Sur la base de son document d’octobre, du questionnaire sur les risques de marché de la phase préparatoire ou de nos échanges avec les établissements en Europe, il apparaît que les thèmes suivants font l’objet d’une attention particulière de la part de la BCE :
- le périmètre d’application du modèle interne et la consolidation des risques et positions ;
- la gestion du risque de modèle et sa gouvernance ;
- le choix des facteurs de risque et les risques non pris en compte dans le modèle (RNIM) ;
- le back-testing ;
- le risque supplémentaire de défaut et de migration (IRC), inhérent aux positions du portefeuille de négociation.
Quels challenges pour les établissements de crédit ?

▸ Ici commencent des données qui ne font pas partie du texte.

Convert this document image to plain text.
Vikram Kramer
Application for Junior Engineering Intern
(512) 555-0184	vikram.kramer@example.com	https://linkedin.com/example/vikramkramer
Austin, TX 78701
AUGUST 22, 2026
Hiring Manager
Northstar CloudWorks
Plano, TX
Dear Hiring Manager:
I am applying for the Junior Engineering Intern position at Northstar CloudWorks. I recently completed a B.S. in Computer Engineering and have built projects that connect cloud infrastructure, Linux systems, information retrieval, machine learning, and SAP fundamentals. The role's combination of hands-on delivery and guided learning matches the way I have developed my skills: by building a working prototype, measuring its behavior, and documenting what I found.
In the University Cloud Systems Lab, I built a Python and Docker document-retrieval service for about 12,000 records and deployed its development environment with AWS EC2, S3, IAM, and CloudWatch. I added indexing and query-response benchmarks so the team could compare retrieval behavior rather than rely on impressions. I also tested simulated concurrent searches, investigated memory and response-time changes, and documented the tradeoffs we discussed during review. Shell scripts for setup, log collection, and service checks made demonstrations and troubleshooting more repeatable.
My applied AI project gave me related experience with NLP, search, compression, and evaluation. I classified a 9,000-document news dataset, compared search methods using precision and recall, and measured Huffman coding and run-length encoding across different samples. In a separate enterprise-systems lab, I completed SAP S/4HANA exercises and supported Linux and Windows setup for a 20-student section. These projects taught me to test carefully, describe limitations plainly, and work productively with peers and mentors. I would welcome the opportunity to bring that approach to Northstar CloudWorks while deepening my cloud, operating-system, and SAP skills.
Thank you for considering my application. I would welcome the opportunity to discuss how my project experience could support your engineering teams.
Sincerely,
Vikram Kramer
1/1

Pour chacun de ces points d’attention, les banques vont être confrontées à d’importantes demandes de la part de la BCE concernant :
- les documentations, analyses et justifications. Il est clair que les policies sur les modèles internes seront sujettes à un examen minutieux et que la BCE attend d’ores et déjà des documents détaillés décrivant les règles mais aussi les justifiant. Parmi les sujets soumis à formalisation, on peut citer par exemple la frontière portefeuille de négociation/portefeuille bancaire et le lien avec les classifications comptables. De même, le traitement des couvertures internes, des positions de change du portefeuille bancaire,
des CIU , la gestion des RNIM, les règles de calcul du[6] P&L réel et du P&L hypothétique pour le back-testing, les méthodes de calcul de VaR, l’IRC, etc. font partie des documents probablement inspectés ;[7] - les inventaires. Qu’il s’agisse d’inventaires de facteurs de risques au sein des paramètres de marché, d’expositions en défaut, de positions ou composantes du P&L exclues du back-testing, d’écarts de modèles ou d’approximations, un ensemble d’inventaires avec les traitements associés sont nécessaires à l’évaluation des modèles de risques de marché ;
- les tests d’impact et potentiellement de changement de paramétrage des modèles. Afin de mesurer les impacts des choix de modélisation et des approximations ou bien la robustesse des modèles, des simulations de P&L doivent être effectuées. De plus, des niveaux minimaux de paramètres sont requis par exemple dans l’IRC ;
- les indicateurs de risques complémentaires. Toujours dans le cadre de l’IRC, de nombreuses analyses de risques correspondant à des jeux de paramètres différents sur les corrélations notamment sont demandées.
Pourquoi une revue des modèles sur la base de textes remplacés par FRTB à l’avenir ?
Deux éléments de réponse peuvent être apportés à cette question :
- la mise en œuvre de FRTB est prévue dans le texte de Bâle pour le 1er janvier 2019, mais compte tenu des délais de discussions des textes européens au Parlement, Conseil et Commission, il est probable qu’elle soit repoussée en Europe d’au moins 2 ans, ce qui justifie d’effectuer une harmonisation des modèles actuels pendant la période transitoire ;
- consciente des évolutions majeures à venir, la BCE semble orienter ses demandes en ayant à l’esprit le texte de FRTB, par exemple en renforçant la granularité et en augmentant les tests du back-testing (percentile 97.5, 3 ans d’historique, niveau desk de trading, etc.).